In tightly scripted presidential campaigns, there are rarely moments of true candor. Occasionally, however, as they grope toward familiar talking points, candidates supply the next best thing: an unintentionally revealing remark, something that discloses a telling assumption or facet of their worldview. Over the weekend, Scott Walker offered just such a revelation.

Walker was campaigning in South Carolina on Sunday, the anniversary of Michael Brown’s death, when he was asked what he would do to restore trust between African-Americans and the police. Now, there are plenty of reasons why Republican politicians might strongly prefer not to talk about race and policing. Still, in this climate, top-tier candidates should at least have a canned answer at the ready. Amazingly, “let’s not talk about it” was Walker’s answer. “I think in general if anyone focuses on racial discord we’re going to get more,” he warned. “If we focus on unity,” he suggested, “we’re going to get more of that.”

This answer becomes more remarkable when you consider the available alternatives. Walker might have rejected the premise and insisted that Ferguson was anomalous. He might have attempted a law-and-order argument about how respect for police authority is the best way to de-escalate dangerous situations. He might have proferred a small-government answer about maximizing freedom by reining in excessive policing. He might have crafted a silent majority-style answer about how most Americans do respect the police, and that the actions of a few disgruntled protestors shouldn’t distract us from the good work done by law enforcement. Any of these answers would have found support among at least some conservative voters.

Instead, Walker chose the unusual strategy of tacitly accepting the premise—racial tensions do exist, especially around policing—but rejecting the idea that anything should be done about it. In this respect, his comment is even stranger than its closest analogue in recent memory, Mitt Romney’s infamous suggestion that inequality should be discussed only in “quiet rooms.” Romney’s discomfort with open discussions of inequality was, at least, premised on his belief that concerns about inequality were little more than “envy” and “class warfare.” On race, Walker has essentially the same policy advice as Romney did on inequality—shut up about it—but without a similar conviction that the problem is manufactured.
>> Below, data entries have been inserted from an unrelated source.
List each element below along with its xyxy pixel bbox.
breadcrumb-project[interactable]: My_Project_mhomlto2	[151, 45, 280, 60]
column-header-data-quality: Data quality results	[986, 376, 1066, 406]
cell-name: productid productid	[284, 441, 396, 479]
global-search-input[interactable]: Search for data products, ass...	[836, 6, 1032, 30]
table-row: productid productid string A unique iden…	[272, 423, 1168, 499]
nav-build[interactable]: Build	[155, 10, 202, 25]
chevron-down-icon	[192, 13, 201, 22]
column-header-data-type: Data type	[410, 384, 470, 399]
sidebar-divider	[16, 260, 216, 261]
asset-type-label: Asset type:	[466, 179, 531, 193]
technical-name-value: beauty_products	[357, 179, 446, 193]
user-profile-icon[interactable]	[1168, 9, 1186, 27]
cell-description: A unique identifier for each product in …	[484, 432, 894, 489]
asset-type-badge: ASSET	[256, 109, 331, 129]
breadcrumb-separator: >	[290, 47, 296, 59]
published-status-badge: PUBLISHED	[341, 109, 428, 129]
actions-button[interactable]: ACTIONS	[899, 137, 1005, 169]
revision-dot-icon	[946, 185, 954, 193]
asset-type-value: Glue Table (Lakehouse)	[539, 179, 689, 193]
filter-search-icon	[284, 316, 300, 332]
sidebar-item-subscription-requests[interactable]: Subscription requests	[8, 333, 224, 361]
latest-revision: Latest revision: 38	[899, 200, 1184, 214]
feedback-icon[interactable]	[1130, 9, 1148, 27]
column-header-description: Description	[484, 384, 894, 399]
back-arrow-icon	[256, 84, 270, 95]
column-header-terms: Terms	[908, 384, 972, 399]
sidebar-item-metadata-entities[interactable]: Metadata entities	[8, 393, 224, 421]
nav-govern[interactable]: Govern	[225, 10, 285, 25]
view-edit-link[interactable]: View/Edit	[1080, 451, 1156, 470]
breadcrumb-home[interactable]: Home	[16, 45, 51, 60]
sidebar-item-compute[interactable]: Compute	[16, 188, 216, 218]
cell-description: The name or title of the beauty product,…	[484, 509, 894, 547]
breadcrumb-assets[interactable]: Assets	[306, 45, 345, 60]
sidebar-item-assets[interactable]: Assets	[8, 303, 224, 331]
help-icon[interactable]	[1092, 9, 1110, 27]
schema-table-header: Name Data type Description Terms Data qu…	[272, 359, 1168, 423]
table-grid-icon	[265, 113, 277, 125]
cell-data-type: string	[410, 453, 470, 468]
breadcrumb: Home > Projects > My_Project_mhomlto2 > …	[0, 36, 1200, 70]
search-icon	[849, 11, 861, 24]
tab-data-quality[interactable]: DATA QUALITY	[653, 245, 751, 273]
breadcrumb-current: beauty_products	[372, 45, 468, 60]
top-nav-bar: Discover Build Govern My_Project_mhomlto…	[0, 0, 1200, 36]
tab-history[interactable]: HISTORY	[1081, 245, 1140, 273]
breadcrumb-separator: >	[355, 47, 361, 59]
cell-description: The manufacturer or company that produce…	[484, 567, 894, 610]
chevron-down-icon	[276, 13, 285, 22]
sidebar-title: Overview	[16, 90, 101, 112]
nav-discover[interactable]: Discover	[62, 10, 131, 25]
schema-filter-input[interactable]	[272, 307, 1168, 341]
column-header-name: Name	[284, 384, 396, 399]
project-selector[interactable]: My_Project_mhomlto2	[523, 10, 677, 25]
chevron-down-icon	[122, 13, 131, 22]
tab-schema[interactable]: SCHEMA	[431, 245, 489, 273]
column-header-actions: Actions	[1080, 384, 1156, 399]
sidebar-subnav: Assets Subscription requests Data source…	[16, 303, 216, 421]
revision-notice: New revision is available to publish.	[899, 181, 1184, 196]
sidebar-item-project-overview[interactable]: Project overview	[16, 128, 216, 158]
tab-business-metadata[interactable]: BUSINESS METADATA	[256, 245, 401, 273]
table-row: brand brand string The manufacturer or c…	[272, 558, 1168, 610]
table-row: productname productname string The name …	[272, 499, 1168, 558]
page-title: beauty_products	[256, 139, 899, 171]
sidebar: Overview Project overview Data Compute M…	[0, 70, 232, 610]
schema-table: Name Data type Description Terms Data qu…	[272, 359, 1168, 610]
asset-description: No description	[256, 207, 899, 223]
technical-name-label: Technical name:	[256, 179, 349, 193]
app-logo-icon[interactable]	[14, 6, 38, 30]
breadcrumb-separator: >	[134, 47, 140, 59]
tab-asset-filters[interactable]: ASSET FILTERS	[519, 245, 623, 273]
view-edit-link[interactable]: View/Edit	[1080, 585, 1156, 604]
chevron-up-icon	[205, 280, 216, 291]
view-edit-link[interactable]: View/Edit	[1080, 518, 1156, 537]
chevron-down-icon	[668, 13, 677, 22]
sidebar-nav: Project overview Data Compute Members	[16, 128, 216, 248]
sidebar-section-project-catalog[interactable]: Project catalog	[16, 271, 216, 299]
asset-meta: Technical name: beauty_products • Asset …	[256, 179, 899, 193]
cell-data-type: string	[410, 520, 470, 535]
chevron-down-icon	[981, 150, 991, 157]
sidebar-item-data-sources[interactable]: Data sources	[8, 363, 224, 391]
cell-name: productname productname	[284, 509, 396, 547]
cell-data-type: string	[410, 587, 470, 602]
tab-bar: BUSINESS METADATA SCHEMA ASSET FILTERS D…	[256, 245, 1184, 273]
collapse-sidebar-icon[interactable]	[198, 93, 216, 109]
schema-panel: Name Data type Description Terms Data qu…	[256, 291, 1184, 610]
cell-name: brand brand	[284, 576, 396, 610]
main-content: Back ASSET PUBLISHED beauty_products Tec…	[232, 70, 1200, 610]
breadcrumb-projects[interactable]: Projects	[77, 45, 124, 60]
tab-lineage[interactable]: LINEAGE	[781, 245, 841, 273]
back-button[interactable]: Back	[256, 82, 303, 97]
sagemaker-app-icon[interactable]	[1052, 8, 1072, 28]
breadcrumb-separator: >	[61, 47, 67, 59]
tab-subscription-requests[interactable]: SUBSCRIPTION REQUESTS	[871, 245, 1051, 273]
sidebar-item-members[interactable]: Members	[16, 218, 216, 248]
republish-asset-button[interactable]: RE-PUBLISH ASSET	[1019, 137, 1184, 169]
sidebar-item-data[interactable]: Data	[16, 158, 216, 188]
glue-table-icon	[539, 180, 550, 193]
This creates a certain ambiguity in Walker’s airy appeal to national unity. Concerns about deep divisions in American society are common, but almost everybody who writes about the topic believes that the feeling of belonging—of meaningful membership in American democracy—has both subjective and objective dimensions. It’s hard to argue that certain people are really included in American life if they themselves don’t feel included, but it’s also hard to maintain that the subjective feeling of inclusion alone is sufficient. There are objective civic and material conditions, which might include (depending on who you ask) things like the right to vote and some source of income.
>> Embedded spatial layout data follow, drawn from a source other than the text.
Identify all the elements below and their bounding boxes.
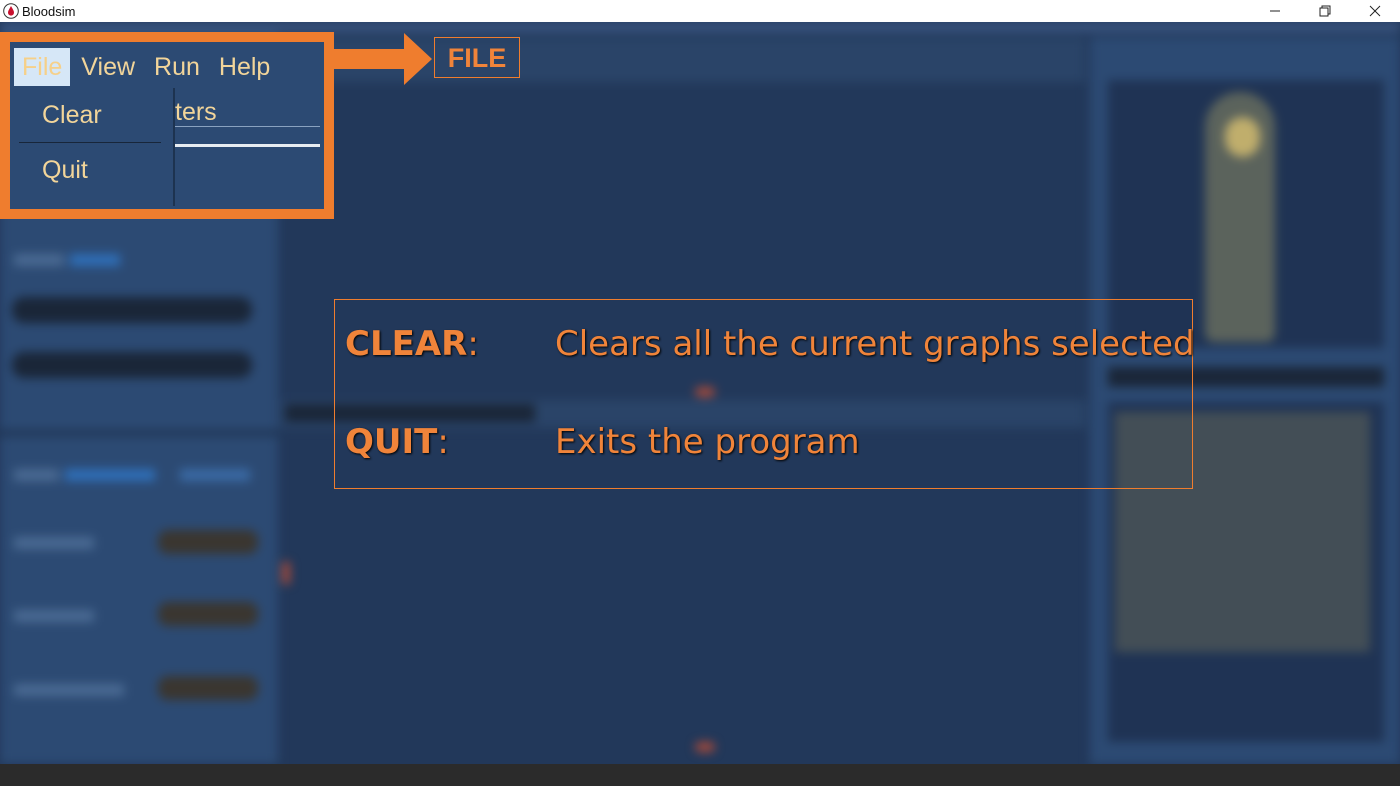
info-box: CLEAR: Clears all the current graphs sel… [334,299,1195,489]
minimize-button[interactable] [1250,0,1300,22]
info-sep: : [437,422,449,462]
blur-text [180,469,250,481]
info-sep: : [467,324,479,364]
app-window: Bloodsim File View Run Help ters Clear Q… [0,0,1400,788]
info-desc: Exits the program [555,422,860,462]
callout-label: FILE [434,37,520,78]
status-bar [0,764,1400,786]
blur-text [14,537,94,549]
blur-divider [0,430,278,436]
arrow-right-icon [334,33,432,85]
close-button[interactable] [1350,0,1400,22]
restore-icon [1319,5,1331,17]
info-desc: Clears all the current graphs selected [555,324,1195,364]
blur-marker [282,562,290,584]
blur-text [14,469,59,481]
blur-header-strip [0,22,1400,32]
info-key: CLEAR [345,324,468,364]
window-title: Bloodsim [22,3,76,19]
blur-bar [12,297,252,323]
window-controls [1250,0,1400,22]
blur-body-glow [1225,117,1260,157]
blur-bar [12,352,252,378]
info-key: QUIT [345,422,438,462]
blur-text [70,254,120,266]
restore-button[interactable] [1300,0,1350,22]
blur-text [65,469,155,481]
close-icon [1369,5,1381,17]
blur-toggle [158,676,258,700]
blur-text [14,610,94,622]
blur-marker [695,742,715,752]
highlight-frame [0,32,334,219]
blur-toggle [158,602,258,626]
blur-text [14,684,124,696]
info-key-wrap: QUIT: [345,422,449,462]
blood-drop-icon [3,3,19,19]
blur-toggle [158,530,258,554]
blur-text [14,254,64,266]
minimize-icon [1270,10,1280,12]
title-bar: Bloodsim [0,0,1400,22]
info-key-wrap: CLEAR: [345,324,479,364]
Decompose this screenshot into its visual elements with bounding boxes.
If this is the case, then unity is something that doesn’t exist on its own: it has to be built and maintained, and when its objective conditions start to crumble, commands to merely beef up our subjective feelings of belonging ring hollow. Walker seems to think that unity is a quality that Americans simply have—and that they should recognize and celebrate it, instead of harming it with all this talk of discord. The problem is that many of the people who are supposed to have this feeling evidently disagree.